Forget the mousse and hairspray, sugar
We don't need none of that
Just a little dab'll do ya, girl
Underneath a pork pie hat
Let's go to Memphis in the meantime
- Memphis in the Meantime by John Hiatt
We do the tourist stuff, including Sun Studios, where
Elvis made his first recordings, and Graceland, where
he lived and, of course, died. Sun Studios is funky, fun
and highly informative while Graceland is a massive money-making
enterprise. It's Saturday and thousands are being shuttled
non-stop through the house and surrounds. I had the impression
Graceland was some sort of quasi southern mansion but
it's more like a super-sized project home you might find
in an outer Australian suburb and, strangely, the ceilings
are reallylow.
There's 1352 guitar pickers in Nashville
And they can pick more notes than ants on a Tennessee
ant hill
And anyone that unpacks his guitar can play twice as better
than I ever will
- Nashville Cats by John Sebastian
We head 300km up Interstate 40 to Nashville. Along its
famous Lower Broadway, we hear the distinctive twang of
Fender Telecaster guitars, the instrument of choice in
this part of the world. It issues from institutions such
as Tootsie's Orchid Lounge where the walls are lined with
photos of every nobody who carried a guitar through its
doors to become somebody over nearly 50 years.

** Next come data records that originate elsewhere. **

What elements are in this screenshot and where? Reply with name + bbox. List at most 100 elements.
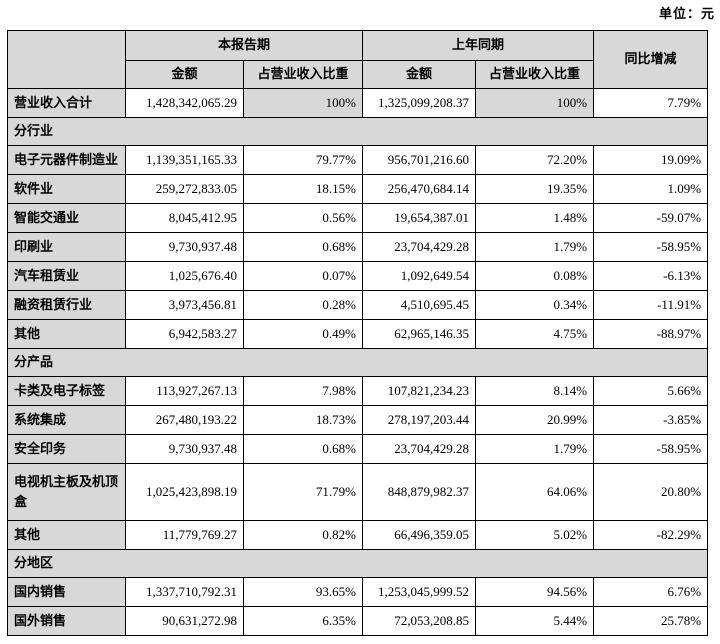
table-row: 其他 6,942,583.27 0.49% 62,965,146.35 4.75… (7, 319, 709, 349)
prior-pct: 5.44% (475, 606, 595, 636)
current-pct: 79.77% (242, 145, 364, 175)
header-prior-period: 上年同期 (362, 30, 595, 61)
prior-pct: 1.79% (475, 434, 595, 464)
prior-pct: 19.35% (475, 174, 595, 204)
row-label: 智能交通业 (7, 203, 126, 233)
yoy-value: -11.91% (593, 290, 709, 320)
yoy-value: 6.76% (593, 577, 709, 607)
table-row: 智能交通业 8,045,412.95 0.56% 19,654,387.01 1… (7, 203, 709, 233)
current-pct: 93.65% (242, 577, 364, 607)
prior-amount: 107,821,234.23 (362, 376, 477, 406)
current-amount: 1,428,342,065.29 (125, 88, 244, 118)
table-row: 软件业 259,272,833.05 18.15% 256,470,684.14… (7, 174, 709, 204)
yoy-value: -82.29% (593, 520, 709, 550)
prior-pct: 94.56% (475, 577, 595, 607)
section-header-row: 分行业 (6, 117, 709, 146)
prior-amount: 23,704,429.28 (362, 434, 477, 464)
header-empty-cell (7, 30, 126, 89)
table-row: 系统集成 267,480,193.22 18.73% 278,197,203.4… (7, 405, 709, 435)
section-header-row: 分地区 (6, 549, 709, 578)
header-row-metrics: 金额 占营业收入比重 金额 占营业收入比重 (8, 60, 708, 89)
current-amount: 11,779,769.27 (125, 520, 244, 550)
current-pct: 6.35% (242, 606, 364, 636)
row-label: 卡类及电子标签 (7, 376, 126, 406)
current-pct: 18.15% (242, 174, 364, 204)
prior-amount: 956,701,216.60 (362, 145, 477, 175)
row-label: 印刷业 (7, 232, 126, 262)
table-row: 电视机主板及机顶盒 1,025,423,898.19 71.79% 848,87… (7, 463, 709, 521)
header-prior-amount: 金额 (362, 60, 477, 89)
prior-amount: 19,654,387.01 (362, 203, 477, 233)
prior-pct: 1.79% (475, 232, 595, 262)
prior-amount: 23,704,429.28 (362, 232, 477, 262)
revenue-breakdown-table: 本报告期 上年同期 同比增减 金额 占营业收入比重 金额 占营业收入比重 营业收… (6, 30, 709, 636)
prior-amount: 256,470,684.14 (362, 174, 477, 204)
header-current-amount: 金额 (125, 60, 244, 89)
current-amount: 259,272,833.05 (125, 174, 244, 204)
current-pct: 0.68% (242, 434, 364, 464)
section-title: 分地区 (6, 549, 709, 578)
prior-amount: 62,965,146.35 (362, 319, 477, 349)
prior-amount: 1,092,649.54 (362, 261, 477, 291)
section-header-row: 分产品 (6, 348, 709, 377)
current-amount: 1,025,676.40 (125, 261, 244, 291)
prior-pct: 8.14% (475, 376, 595, 406)
unit-label: 单位：元 (658, 6, 715, 21)
row-label: 融资租赁行业 (7, 290, 126, 320)
prior-amount: 4,510,695.45 (362, 290, 477, 320)
current-pct: 71.79% (242, 463, 364, 521)
header-yoy: 同比增减 (593, 30, 709, 89)
table-row: 电子元器件制造业 1,139,351,165.33 79.77% 956,701… (7, 145, 709, 175)
current-amount: 6,942,583.27 (125, 319, 244, 349)
header-current-pct: 占营业收入比重 (242, 60, 364, 89)
row-label: 系统集成 (7, 405, 126, 435)
table-row: 融资租赁行业 3,973,456.81 0.28% 4,510,695.45 0… (7, 290, 709, 320)
row-label: 营业收入合计 (7, 88, 126, 118)
yoy-value: -58.95% (593, 434, 709, 464)
current-amount: 1,337,710,792.31 (125, 577, 244, 607)
current-pct: 0.56% (242, 203, 364, 233)
yoy-value: -59.07% (593, 203, 709, 233)
table-row: 国内销售 1,337,710,792.31 93.65% 1,253,045,9… (7, 577, 709, 607)
prior-pct: 100% (475, 88, 595, 118)
table-row: 其他 11,779,769.27 0.82% 66,496,359.05 5.0… (7, 520, 709, 550)
current-pct: 100% (242, 88, 364, 118)
table-row: 印刷业 9,730,937.48 0.68% 23,704,429.28 1.7… (7, 232, 709, 262)
current-amount: 1,139,351,165.33 (125, 145, 244, 175)
table-row: 国外销售 90,631,272.98 6.35% 72,053,208.85 5… (7, 606, 709, 636)
current-amount: 267,480,193.22 (125, 405, 244, 435)
yoy-value: 1.09% (593, 174, 709, 204)
table-row: 卡类及电子标签 113,927,267.13 7.98% 107,821,234… (7, 376, 709, 406)
current-pct: 0.28% (242, 290, 364, 320)
current-pct: 7.98% (242, 376, 364, 406)
yoy-value: 19.09% (593, 145, 709, 175)
header-current-period: 本报告期 (124, 30, 364, 61)
row-label: 国内销售 (7, 577, 126, 607)
table-row: 汽车租赁业 1,025,676.40 0.07% 1,092,649.54 0.… (7, 261, 709, 291)
prior-pct: 4.75% (475, 319, 595, 349)
prior-amount: 278,197,203.44 (362, 405, 477, 435)
yoy-value: -6.13% (593, 261, 709, 291)
prior-amount: 848,879,982.37 (362, 463, 477, 521)
row-label: 软件业 (7, 174, 126, 204)
yoy-value: 20.80% (593, 463, 709, 521)
prior-amount: 1,253,045,999.52 (362, 577, 477, 607)
yoy-value: -88.97% (593, 319, 709, 349)
prior-pct: 72.20% (475, 145, 595, 175)
yoy-value: -58.95% (593, 232, 709, 262)
row-label: 电子元器件制造业 (7, 145, 126, 175)
row-label: 其他 (7, 319, 126, 349)
current-amount: 9,730,937.48 (125, 232, 244, 262)
table-row: 安全印务 9,730,937.48 0.68% 23,704,429.28 1.… (7, 434, 709, 464)
current-amount: 3,973,456.81 (125, 290, 244, 320)
yoy-value: -3.85% (593, 405, 709, 435)
section-title: 分产品 (6, 348, 709, 377)
row-label: 安全印务 (7, 434, 126, 464)
row-label: 电视机主板及机顶盒 (7, 463, 126, 521)
prior-amount: 72,053,208.85 (362, 606, 477, 636)
yoy-value: 5.66% (593, 376, 709, 406)
header-row-periods: 本报告期 上年同期 同比增减 (7, 30, 709, 89)
row-label: 国外销售 (7, 606, 126, 636)
table-row-total: 营业收入合计 1,428,342,065.29 100% 1,325,099,2… (7, 88, 709, 118)
current-amount: 8,045,412.95 (125, 203, 244, 233)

Then there's the Ernest Tubb Record Store where you can
find thousands of CDs by long-dead country heroes, including
Tubb himself, the Texas Troubadour as he was known, who
opened the shop in 1947. But you won't find one by whoever
is this week's rap star on the rise. Tradition reigns;
if it don't twang, it ain't the Ernest Tubb thang.
Around the corner is the venerable Ryman Auditorium from
where the Grand Ole Opry, the longest-running radio program
in the US, was broadcast for more than 30 years. These
days, the Opry, which upholds country's traditions and
not the new-fangled crossover country pop favoured by
modern Nashville, has relocated to a purpose-built auditorium
and holiday resort on the nearby Cumberland River.
Later, we visit the Wildhorse Saloon, a three-level mega
venue that represents this new Nashville. There are massive
fried steaks and live music; they'll even teach you dumb
line dancing. Tonight on stage are TelluRide, five young
guys from the faraway Pacific Northwest who have come
here to live the dream in what's probably the most competitive
music scene on the planet. More than a quarter of the
albums on the Billboard Top 100 chart at any time can
come out of this small city, population 600,000.
TelluRide play a tight, concise brand of country pop,
tailor-made for what now constitutes country radio. All
they have to do is claw their way over thousands of other
equally talented hopefuls.
We ease on down to Atlanta, Georgia, from where we catch
a flight to New York and then home. We've driven more
than 2000km, eaten 21 steaks, 37 hamburgers, 23kg of potato
(fried, mashed and boiled) and no fruit or greens while
guzzling 63 litres of beer, never while driving, of course.